Although it’s incredibly rare, it is also possible for a dog or puppy to contract distemper from the vaccine. However, most vets who have been treating dogs for several decades have never seen this happen. Theoretically, it is possible, but the chances of it happening are minimal.
Can a dog can get distemper twice?
Should I vaccinate my dog after she has recovered from Distemper [CDV Virus]
Where To Buy Distemper Vaccine
Of course, you can buy distemper vaccine from your vet directly. He can also administer the vaccine and boosters for you, but if you prefer to vaccinate your dog at home, you can also buy distemper vaccine online as part of the combination vaccine. Many sites will also supply you with syringes, sterile needles and all accessories you need to do this. Obviously, the price of the vaccine will vary from site to site, but the average cost of distemper vaccine seems to be around $80 when you buy it as part of the combination virus. Depending on what you get and where, you can spend a couple of hundred dollars on your puppies vaccines. Please also make sure that you research the site that you’re buying from and make sure the vaccine is effective, sterile and going to be transported properly. This particular vaccine needs to be refrigerated at all times or else the viruses will die and you won’t get the proper immune response from it to provide the protection you paid for.
Distemper In Humans
Since distemper is so closely related to the measles virus, many scientists think that it’s actually a mutated form of measles that altered its genome in order to infect a new set of hosts. Because of this incredible similarity, it is possible for it to replicate in human cells. However, it does not become symptomatic so you will not get sick by picking up distemper from your dog. So distemper is not a zoonotic disease. A human’s resistance to canine distemper could be, in part, from the measles vaccines that we get as children. Studies have found that the same antibody response is produced in the presence of measles in humans and canine distemper in rabbits. However, it is most likely that the virus has mutated just enough that it no longer produces symptoms in humans as our immune system is able to suppress it quickly.
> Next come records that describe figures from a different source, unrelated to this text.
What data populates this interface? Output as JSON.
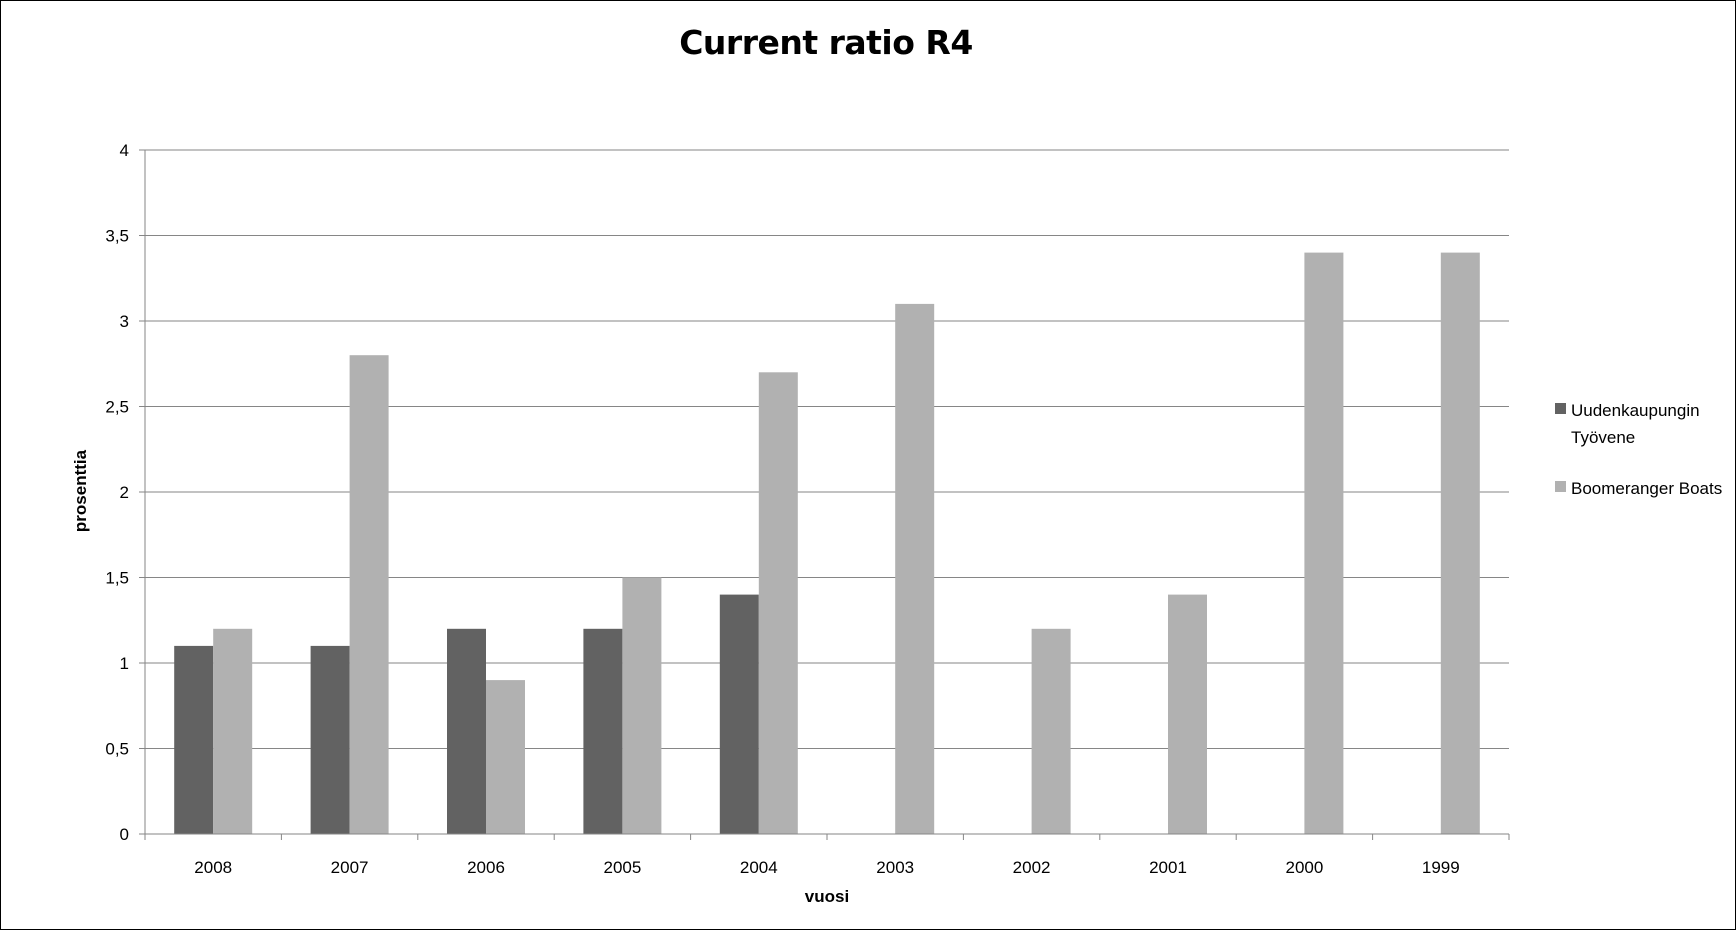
{
  "chart_data": {
    "type": "bar",
    "title": "Current ratio R4",
    "xlabel": "vuosi",
    "ylabel": "prosenttia",
    "categories": [
      "2008",
      "2007",
      "2006",
      "2005",
      "2004",
      "2003",
      "2002",
      "2001",
      "2000",
      "1999"
    ],
    "series": [
      {
        "name": "Uudenkaupungin Työvene",
        "color": "#626262",
        "values": [
          1.1,
          1.1,
          1.2,
          1.2,
          1.4,
          null,
          null,
          null,
          null,
          null
        ]
      },
      {
        "name": "Boomeranger Boats",
        "color": "#b1b1b1",
        "values": [
          1.2,
          2.8,
          0.9,
          1.5,
          2.7,
          3.1,
          1.2,
          1.4,
          3.4,
          3.4
        ]
      }
    ],
    "ylim": [
      0,
      4
    ],
    "yticks": [
      "0",
      "0,5",
      "1",
      "1,5",
      "2",
      "2,5",
      "3",
      "3,5",
      "4"
    ],
    "grid": true,
    "legend_position": "right"
  }
}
Disinfect dog bowls and feeding areas as the virus is spread through saliva and can pass through contaminated food and water. Change the water frequently to get rid of any virus particles that may be swimming in there.
Also disinfect any toys that your dog picks up with its mouth or tends to chew on. Keeping the environment really clean is the best way to keep the virus as contained as you can. However, this will not stop it spreading as it’s transmitted through the air so you do still need to vaccinate all of your pets.